Spotlight ECA: Double Funding with EU Money is a Blind Spot
On 21 October 2024, the European Court of Auditors (ECA) published a special report on double funding from the EU budget. It is of the opinion that the risk of EU funds being spent twice on the same measure is increasing, while the existing control mechanisms are not sufficient to reduce the higher risk of double funding.
As part of this audit, the ECA assessed the Commission's and Member States' systems to avoid double funding from the Recovery and Resilience Facility (RRF) on the one hand and from the Cohesion Policy Funds and the Connecting Europe Facility on the other. The auditors noted that corresponding measures in similar areas such as transport and energy infrastructure are financed from both the EU budget and the RRF. The increasing risk of double funding is corroborated by the fact that the Commission identified the first two potential cases of double funding involving RRF money in a Member State which indicates that the tools available are neither suitable for nor effective at detecting double funding. The main shortcomings to mitigate the risks of double funding were identified as follows:
- The EU legal framework, especially the definition of double funding, has not been adapted to the peculiarities of the RRF which is not linked to costs but rather reward the fulfilment of milestones and targets.

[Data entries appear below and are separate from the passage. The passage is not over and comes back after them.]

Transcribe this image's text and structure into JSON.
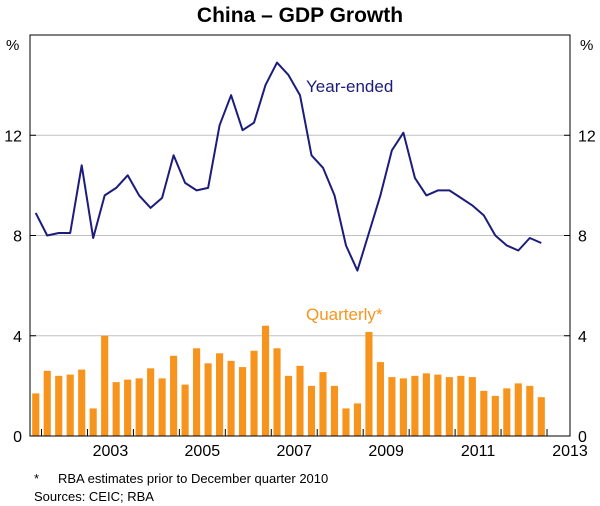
{
  "chart_data": {
    "type": "bar+line",
    "title": "China – GDP Growth",
    "left_unit": "%",
    "right_unit": "%",
    "ylim": [
      0,
      16
    ],
    "yticks": [
      "0",
      "4",
      "8",
      "12"
    ],
    "ytick_values": [
      0,
      4,
      8,
      12
    ],
    "xlim": [
      2001.75,
      2013.5
    ],
    "xticks": [
      "2003",
      "2005",
      "2007",
      "2009",
      "2011",
      "2013"
    ],
    "xtick_values": [
      2003,
      2005,
      2007,
      2009,
      2011,
      2013
    ],
    "grid": true,
    "colors": {
      "quarterly": "#f7941d",
      "year_ended": "#1c1c7c",
      "grid": "#c0c0c0",
      "frame": "#000000"
    },
    "series": [
      {
        "name": "Quarterly*",
        "type": "bar",
        "x": [
          2001.875,
          2002.125,
          2002.375,
          2002.625,
          2002.875,
          2003.125,
          2003.375,
          2003.625,
          2003.875,
          2004.125,
          2004.375,
          2004.625,
          2004.875,
          2005.125,
          2005.375,
          2005.625,
          2005.875,
          2006.125,
          2006.375,
          2006.625,
          2006.875,
          2007.125,
          2007.375,
          2007.625,
          2007.875,
          2008.125,
          2008.375,
          2008.625,
          2008.875,
          2009.125,
          2009.375,
          2009.625,
          2009.875,
          2010.125,
          2010.375,
          2010.625,
          2010.875,
          2011.125,
          2011.375,
          2011.625,
          2011.875,
          2012.125,
          2012.375,
          2012.625,
          2012.875,
          2013.125
        ],
        "values": [
          1.7,
          2.6,
          2.4,
          2.45,
          2.65,
          1.1,
          4.0,
          2.15,
          2.25,
          2.3,
          2.7,
          2.3,
          3.2,
          2.05,
          3.5,
          2.9,
          3.3,
          3.0,
          2.75,
          3.4,
          4.4,
          3.5,
          2.4,
          2.8,
          2.0,
          2.55,
          2.0,
          1.1,
          1.3,
          4.15,
          2.95,
          2.35,
          2.3,
          2.4,
          2.5,
          2.45,
          2.35,
          2.4,
          2.35,
          1.8,
          1.6,
          1.9,
          2.1,
          2.0,
          1.55,
          0
        ]
      },
      {
        "name": "Year-ended",
        "type": "line",
        "x": [
          2001.875,
          2002.125,
          2002.375,
          2002.625,
          2002.875,
          2003.125,
          2003.375,
          2003.625,
          2003.875,
          2004.125,
          2004.375,
          2004.625,
          2004.875,
          2005.125,
          2005.375,
          2005.625,
          2005.875,
          2006.125,
          2006.375,
          2006.625,
          2006.875,
          2007.125,
          2007.375,
          2007.625,
          2007.875,
          2008.125,
          2008.375,
          2008.625,
          2008.875,
          2009.125,
          2009.375,
          2009.625,
          2009.875,
          2010.125,
          2010.375,
          2010.625,
          2010.875,
          2011.125,
          2011.375,
          2011.625,
          2011.875,
          2012.125,
          2012.375,
          2012.625,
          2012.875
        ],
        "values": [
          8.9,
          8.0,
          8.1,
          8.1,
          10.8,
          7.9,
          9.6,
          9.9,
          10.4,
          9.6,
          9.1,
          9.5,
          11.2,
          10.1,
          9.8,
          9.9,
          12.4,
          13.6,
          12.2,
          12.5,
          14.0,
          14.9,
          14.4,
          13.6,
          11.2,
          10.7,
          9.6,
          7.6,
          6.6,
          8.1,
          9.6,
          11.4,
          12.1,
          10.3,
          9.6,
          9.8,
          9.8,
          9.5,
          9.2,
          8.8,
          8.0,
          7.6,
          7.4,
          7.9,
          7.7
        ]
      }
    ],
    "annotations": {
      "year_ended_label": "Year-ended",
      "quarterly_label": "Quarterly*"
    }
  },
  "footnotes": {
    "asterisk": "*",
    "note": "RBA estimates prior to December quarter 2010",
    "sources": "Sources: CEIC; RBA"
  }
}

- Minimum control requirements have not been specified and there are uncertainties about which checks could address the risk of double funding effectively.

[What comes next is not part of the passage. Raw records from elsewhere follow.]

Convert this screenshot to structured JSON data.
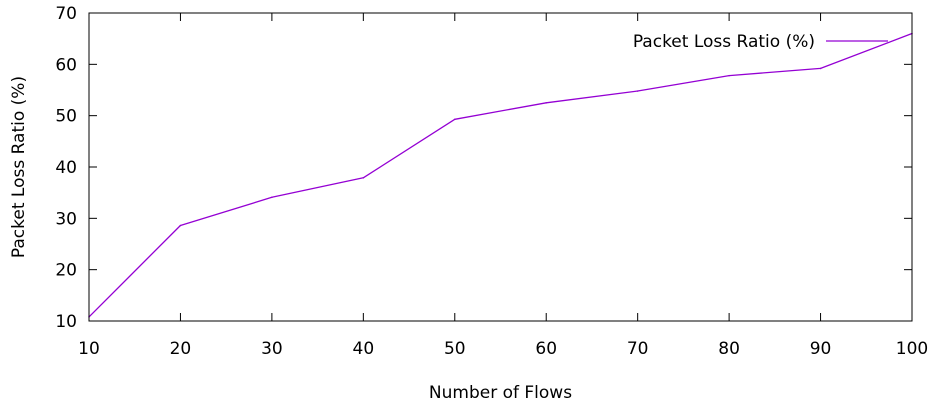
{
  "chart_data": {
    "type": "line",
    "title": "",
    "xlabel": "Number of Flows",
    "ylabel": "Packet Loss Ratio (%)",
    "xlim": [
      10,
      100
    ],
    "ylim": [
      10,
      70
    ],
    "xticks": [
      10,
      20,
      30,
      40,
      50,
      60,
      70,
      80,
      90,
      100
    ],
    "yticks": [
      10,
      20,
      30,
      40,
      50,
      60,
      70
    ],
    "grid": false,
    "legend_position": "top-right",
    "x": [
      10,
      20,
      30,
      40,
      50,
      60,
      70,
      80,
      90,
      100
    ],
    "series": [
      {
        "name": "Packet Loss Ratio (%)",
        "color": "#9400d3",
        "values": [
          10.8,
          28.6,
          34.1,
          37.9,
          49.3,
          52.5,
          54.8,
          57.8,
          59.2,
          66.0
        ]
      }
    ]
  }
}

- Member States face problems with several layers of governance and audits are carried out differently. The fragmented IT landscape prevents effective cross-checks and the limited use of Arachne and other data mining tools or project databases makes double funding difficult to detect.

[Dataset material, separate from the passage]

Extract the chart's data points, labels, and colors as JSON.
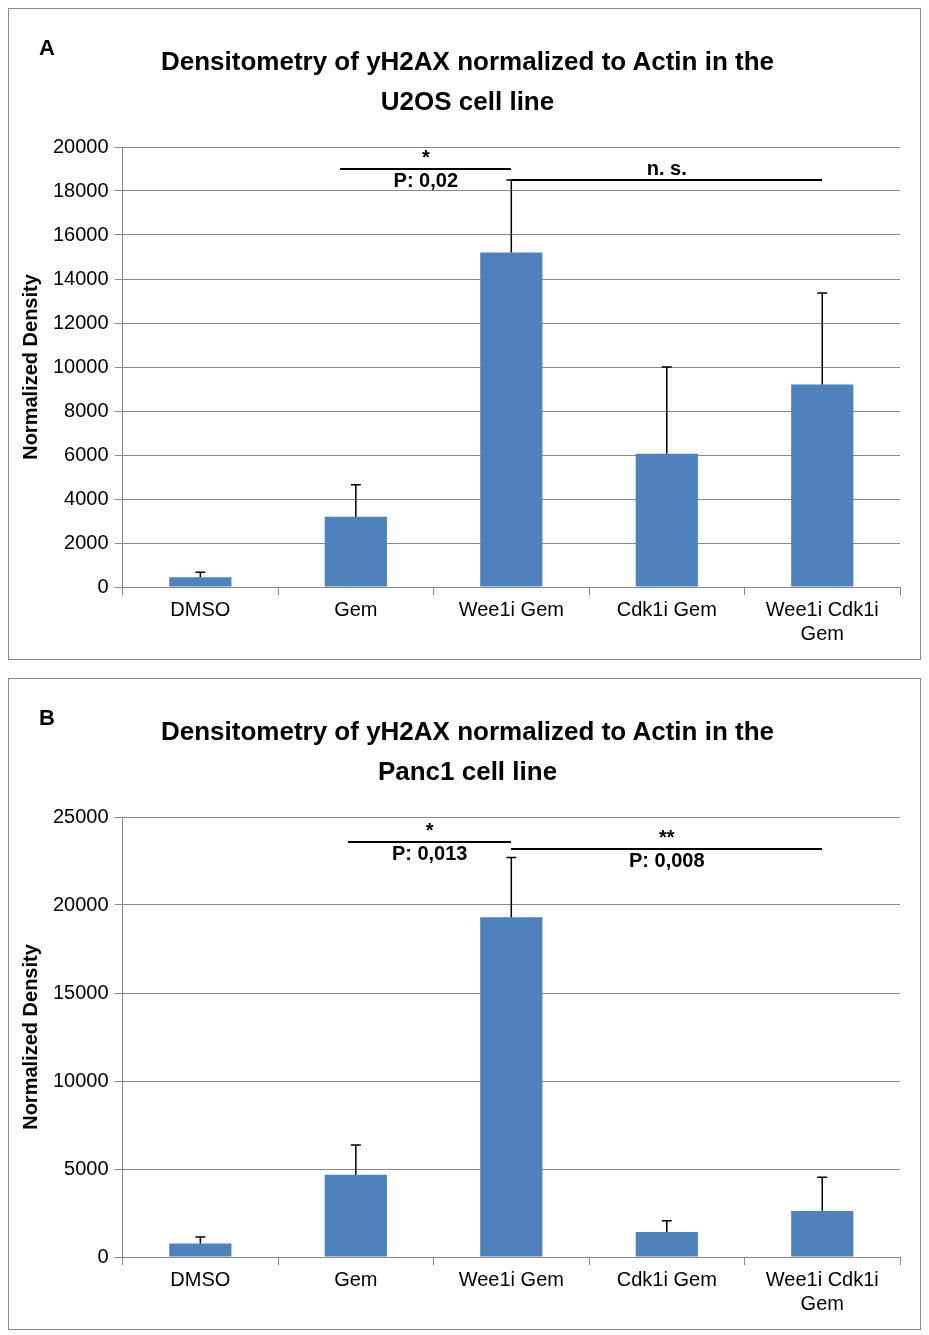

- The assurance the Commission is able to provide on the absence of double funding relies on limited evidence. This is due to a blind spot in the RRF design itself, which results in an accountability gap.
In particular, the ECA recommends that the Commission should strengthen controls on zero-cost measures, improve coordination between funding programmes and instruments using financing not linked to costs, and set up/use integrated and interoperable IT systems and data mining tools for all funding programmes and instruments.
This audit presented in the special report also draws on other RRF-related reports, reviews and opinions which the ECA has published in recent years and months.